The adapter counts are also a useful signal about intent:
| Library | Adapter / capability count |
|---|---|
granitelib-rag-r1.0 | 6 |
granitelib-core-r1.0 | 3 |
granitelib-guardian-r1.0 | 4 |
IBM is defining a catalog of narrowly bounded operations rather than a broad agent framework. This complements orchestration layers more than it replaces them. If you compare agent stacks regularly, this fits closer to specialized skills than to end-to-end frameworks, much like the distinction between agent skills and orchestration rules.
Deployment Implications
The base model choice matters. granite-4.0-micro is a 3B model with 128K context, which keeps the footprint smaller than frontier-scale alternatives while still supporting long-context enterprise workflows. The RAG library page lists 14.4M parameters, reflecting the lightweight adapter approach.

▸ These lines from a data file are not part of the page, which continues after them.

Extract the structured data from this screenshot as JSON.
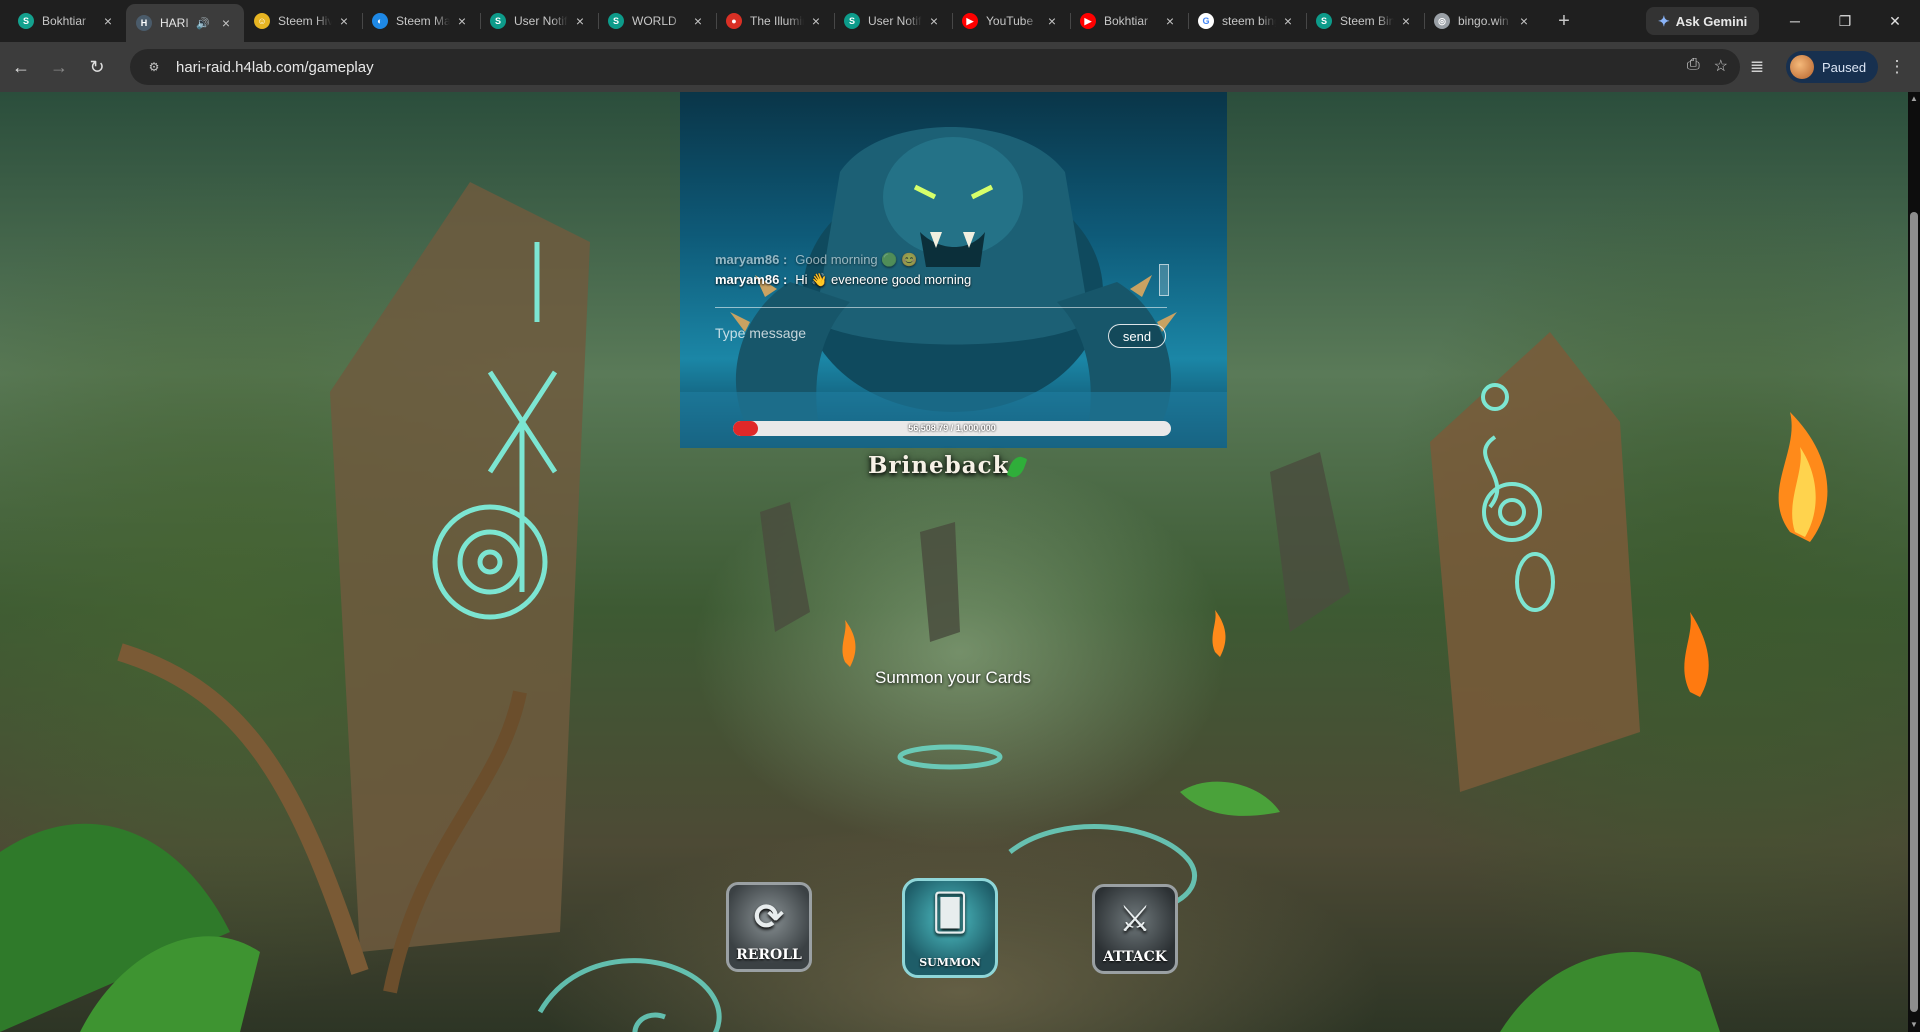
{
  "browser": {
    "tabs": [
      {
        "title": "Bokhtiar",
        "favicon_color": "#14a18e",
        "favicon_glyph": "S",
        "active": false
      },
      {
        "title": "HARI",
        "favicon_color": "#4a5b6a",
        "favicon_glyph": "H",
        "active": true,
        "audio": true
      },
      {
        "title": "Steem Hive",
        "favicon_color": "#e6b422",
        "favicon_glyph": "☺",
        "active": false
      },
      {
        "title": "Steem Mart",
        "favicon_color": "#1e88e5",
        "favicon_glyph": "◐",
        "active": false
      },
      {
        "title": "User Notifications",
        "favicon_color": "#0d9b8a",
        "favicon_glyph": "S",
        "active": false
      },
      {
        "title": "WORLD",
        "favicon_color": "#0d9b8a",
        "favicon_glyph": "S",
        "active": false
      },
      {
        "title": "The Illuminati",
        "favicon_color": "#d93025",
        "favicon_glyph": "●",
        "active": false
      },
      {
        "title": "User Notifications",
        "favicon_color": "#0d9b8a",
        "favicon_glyph": "S",
        "active": false
      },
      {
        "title": "YouTube",
        "favicon_color": "#ff0000",
        "favicon_glyph": "▶",
        "active": false
      },
      {
        "title": "Bokhtiar",
        "favicon_color": "#ff0000",
        "favicon_glyph": "▶",
        "active": false
      },
      {
        "title": "steem bingo",
        "favicon_color": "#ffffff",
        "favicon_glyph": "G",
        "active": false
      },
      {
        "title": "Steem Bingo",
        "favicon_color": "#0d9b8a",
        "favicon_glyph": "S",
        "active": false
      },
      {
        "title": "bingo.win",
        "favicon_color": "#9aa0a6",
        "favicon_glyph": "◎",
        "active": false
      }
    ],
    "new_tab_icon": "plus-icon",
    "ask_gemini": "Ask Gemini",
    "url": "hari-raid.h4lab.com/gameplay",
    "profile_status": "Paused"
  },
  "game": {
    "chat": {
      "messages": [
        {
          "user": "maryam86 :",
          "text": "Good morning 🟢 😊"
        },
        {
          "user": "maryam86 :",
          "text": "Hi 👋 eveneone good morning"
        }
      ],
      "input_placeholder": "Type message",
      "send_label": "send"
    },
    "boss": {
      "name": "Brineback",
      "hp_text": "56,508.79 / 1,000,000",
      "hp_fraction": 0.0565
    },
    "prompt": "Summon your Cards",
    "actions": {
      "reroll_label": "REROLL",
      "summon_label": "SUMMON",
      "attack_label": "ATTACK"
    }
  }
}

For production teams, the real value is operational control. You can separate retrieval rewriting from answerability checks, separate generation from factuality correction, and separate response production from policy gating. Each step can be monitored with telemetry, scored independently, and retried selectively. This is a better fit for systems where context engineering and compliance matter more than squeezing every task through one prompt.
If you run Granite models in production, the next step is straightforward: map your current prompt chain to explicit validation points, then replace the highest-risk stages, usually answerability, hallucination checks, and policy review, with adapter-backed intrinsics you can observe and enforce.